There are some strong economic undercurrents that have been pushing stock prices higher. Businesses, which hoarded cash during the recession, have started investing in new machinery and equipment again. The painful job cuts during the downturn, whose legacy is today’s 7.9 percent unemployment rate, have left companies leaner – and significantly more profitable – than they were when the market set its previous high Oct. 9, 2007.
Operating earnings on the broader Standard & Poor’s 500 index are 9 percent more than they were before the recession and 70 percent higher than at the depths of the downturn in 2009. That index closed Tuesday at 1,539.79, close to its all-time high of 1,565.
The S&P 500, an index of 500 large American corporations, is much broader than the 30-company Dow and is considered a stronger barometer of the economy.

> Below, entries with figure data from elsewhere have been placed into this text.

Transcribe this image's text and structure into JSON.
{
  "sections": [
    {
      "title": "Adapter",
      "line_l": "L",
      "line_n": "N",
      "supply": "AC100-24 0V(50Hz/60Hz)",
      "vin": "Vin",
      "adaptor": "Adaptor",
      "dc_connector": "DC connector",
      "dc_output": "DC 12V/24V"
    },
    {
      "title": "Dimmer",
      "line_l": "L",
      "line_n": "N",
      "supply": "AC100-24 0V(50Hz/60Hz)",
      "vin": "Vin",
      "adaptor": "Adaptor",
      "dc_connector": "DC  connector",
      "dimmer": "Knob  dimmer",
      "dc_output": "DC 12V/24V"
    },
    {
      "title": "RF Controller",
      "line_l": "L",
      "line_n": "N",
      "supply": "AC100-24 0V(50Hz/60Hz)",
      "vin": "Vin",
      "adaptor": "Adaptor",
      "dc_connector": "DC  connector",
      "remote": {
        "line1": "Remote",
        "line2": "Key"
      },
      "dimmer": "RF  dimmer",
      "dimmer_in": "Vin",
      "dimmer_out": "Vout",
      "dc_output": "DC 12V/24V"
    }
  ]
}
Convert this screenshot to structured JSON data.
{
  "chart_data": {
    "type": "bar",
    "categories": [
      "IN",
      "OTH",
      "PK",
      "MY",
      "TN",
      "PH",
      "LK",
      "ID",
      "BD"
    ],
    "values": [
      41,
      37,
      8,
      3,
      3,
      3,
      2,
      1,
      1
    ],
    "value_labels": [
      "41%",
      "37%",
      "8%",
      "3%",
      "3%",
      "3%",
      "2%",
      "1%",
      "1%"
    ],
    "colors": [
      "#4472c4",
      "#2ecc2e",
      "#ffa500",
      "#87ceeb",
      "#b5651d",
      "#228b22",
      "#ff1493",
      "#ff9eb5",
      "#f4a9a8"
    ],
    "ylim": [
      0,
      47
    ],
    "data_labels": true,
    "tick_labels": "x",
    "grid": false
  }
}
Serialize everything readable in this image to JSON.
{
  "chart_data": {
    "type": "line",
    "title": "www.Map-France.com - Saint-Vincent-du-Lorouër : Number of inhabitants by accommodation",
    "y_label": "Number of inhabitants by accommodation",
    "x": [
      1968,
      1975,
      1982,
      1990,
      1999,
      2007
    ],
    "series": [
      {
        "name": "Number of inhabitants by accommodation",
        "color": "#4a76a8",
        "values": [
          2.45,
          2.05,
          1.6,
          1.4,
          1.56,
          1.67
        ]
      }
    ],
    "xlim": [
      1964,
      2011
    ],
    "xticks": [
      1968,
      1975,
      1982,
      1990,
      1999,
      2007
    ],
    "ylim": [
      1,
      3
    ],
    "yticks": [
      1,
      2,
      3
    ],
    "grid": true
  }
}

The Nasdaq composite index, with almost 3,000 technology and growth companies, closed up by 42 points, at 3,224, well below its record of 5,046 set in March 2000.
“It’s a challenging environment, but the only silver lining is that earnings have been so strong,” said Hamburg financial planner Peter Aleksandrowicz.
Low interest rates – the product of the Federal Reserve pumping $3 trillion in liquidity into the economy – have hammered savers by slashing the returns on low-risk investments to virtually nothing, pushing them into higher-yielding bonds and, to a lesser extent, stocks in hopes of capturing higher returns.
The yield on the 10-year Treasury note, currently 1.9 percent, is still lower than the yield of about 2.1 percent on the S&P 500.
“Savers have gotten killed,” Ogorek said. “Everything that’s paying a decent rate has taken in a lot of money,” and that includes stocks, especially those that pay dividends.
“Is this 14,000 like the last 14,000?” Aleksandrowicz asked. “This is a totally different one. It is a much cheaper 14,000, so I think we have a lot of room to run. I don’t know where else you turn other than the U.S. equity market.”
Consumers have taken advantage of low rates to refinance mortgages and other debt, reducing interest expenses as they work to pay down the borrowings they accumulated during the debt-fueled expansion of a decade ago.
Debt payments, which ate up a little more than 14 percent of the average household’s disposable income before the crash, now take up less than 11 percent, leaving consumers with more money to spend on other things, according to the Fed.
But the economy continues to face strong head winds. Economic growth slowed to just 0.1 percent during the fourth quarter, while consumer confidence remains subdued, and wage growth has barely kept pace with inflation. Housing prices across the country, despite recent improvement, still are about 25 percent below their 2007 peak, wiping out a major source of household wealth that had fueled the economy during the early 2000s.
Unemployment – 4.7 percent in October 2007 – now is 7.9 percent, although that’s still an improvement from its peak of 10 percent in October 2009.
And economists warn that automatic spending cuts from the federal budget crisis could put a further drag on economic growth.
Those long-term financial issues – and the more recent political ones – are troubling to a significant cadre of investors who were badly spooked by the market’s plunge – the Dow plummeted 46 percent in just 15 months – and still are wary of getting back into the stock market.
“There is still disbelief that the market has, in fact, recovered,” Ogorek said. “What we experienced five years ago is statistically quite rare, a perhaps once-or-twice-in-a-century event.”
And those feelings are what make investing so difficult, Ogorek said.
“Successful investing is very counterintuitive. You should be fearful when you’re the most comfortable, and you should be investing when you’re the most fearful,” he said.
“Just think about how you felt 5½ years ago,” Ogorek said, “and how you truly believed the market was going to zero; 5½ years later, we see that markets self-correct. They don’t go to zero, and they do come back.”